Yesterday I beguiled a train trip to and from Melbourne – a bit less than 3 hours – with Withering -by-Sea: A Stella Montgomery Intrigue by Judith Rossell.
As you can see from the shiny circle on the cover, it’s one of the shortlisted titles for this year’s CBCA awards.
It’s what I’d call ‘a romp’ and I enjoyed it immensely. And the fact that it fits into Verity Sparks’s genre, the Victorian fantasy-adventure or ‘gas-lamp mystery’ made it all the more enjoyable for me.
Stella Montgomery lives with her three Aunts – Temperance, Deliverance and Condolence – in the seaside resort of Withering-by-Sea. Their home is the Hotel Majestic, a retreat for elderly hypochondriacs. The aunts firmly believe that children should be seen and not heard, and so Stella’s life is dull and rather unhappy. The deadening atmosphere of the hotel and the boredom of life under the aunt’s regime is beautifully done.

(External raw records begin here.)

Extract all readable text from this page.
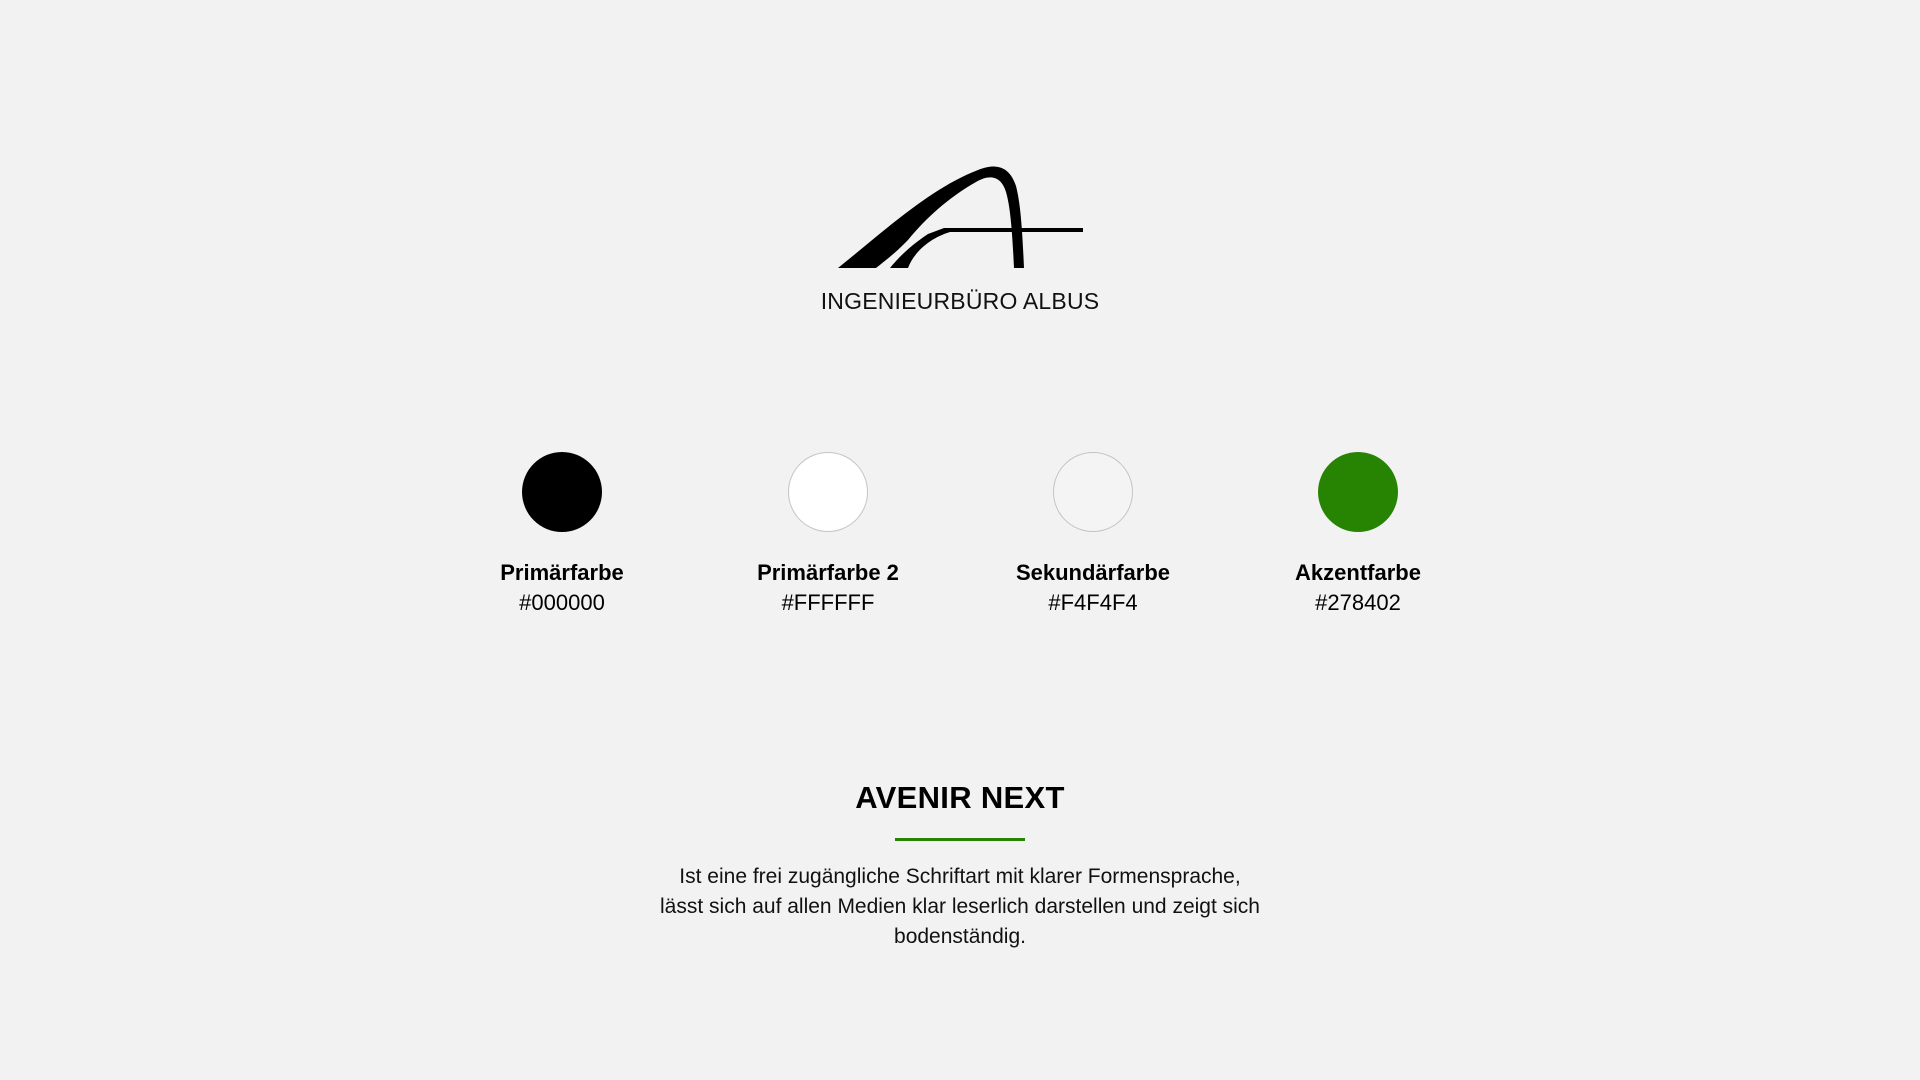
INGENIEURBÜRO ALBUS
Primärfarbe
#000000
Primärfarbe 2
#FFFFFF
Sekundärfarbe
#F4F4F4
Akzentfarbe
#278402
AVENIR NEXT
Ist eine frei zugängliche Schriftart mit klarer Formensprache, lässt sich auf allen Medien klar leserlich darstellen und zeigt sich bodenständig.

Here’s poor Stella studying French Conversation for Young Ladies under her aunt’s eagle eye.
Aunt Temperance was sitting, bony and upright, at the window, sewing a pattern of violets in immaculate stitches onto an antimacassar. As usual, while one of her watery eyes was fixed on her work, the other seemed to be roving here and there around the room in a disconcerting manner, like a marble rolling around in an eggcup. She seemed very alert. Stella sighed and put down her book…
The afternoon dragged on. The clock on the mantelpiece ticked, and sometimes a seagull cried as it sailed past the window.
Aunt Temperance said, ‘Don’t swing your legs like that, child’, and twenty minutes later, ‘Don’t slouch. Sit up straight.’
Stella’s only pleasure is to read her beloved – but forbidden – Atlas. She is hiding in the conservatory looking at a map of the Amazon jungle (and imagining the aunts inside a giant boa constrictor) when a fellow guest, Mr Filbert, sneaks in and hides a package in a potted fern. And so begin Stella’s hair-raising adventures…
There’s lots of action and cliff-hanging suspense, with a truly wicked villain, evil henchmen, singing cats, a spell-bound orphan boy and a helpful acrobat. Not to mention the mystery of Stella’s parentage. Stella herself is a most satisfactory heroine (after reading this book I find I’m talking Victoriana!), being brave, sensible, clever and kind. Verity would approve.
This is a lively, imaginative, dashing book and I was tickled pink with the way author Judith Rossell has such fun with the period details. As I do myself.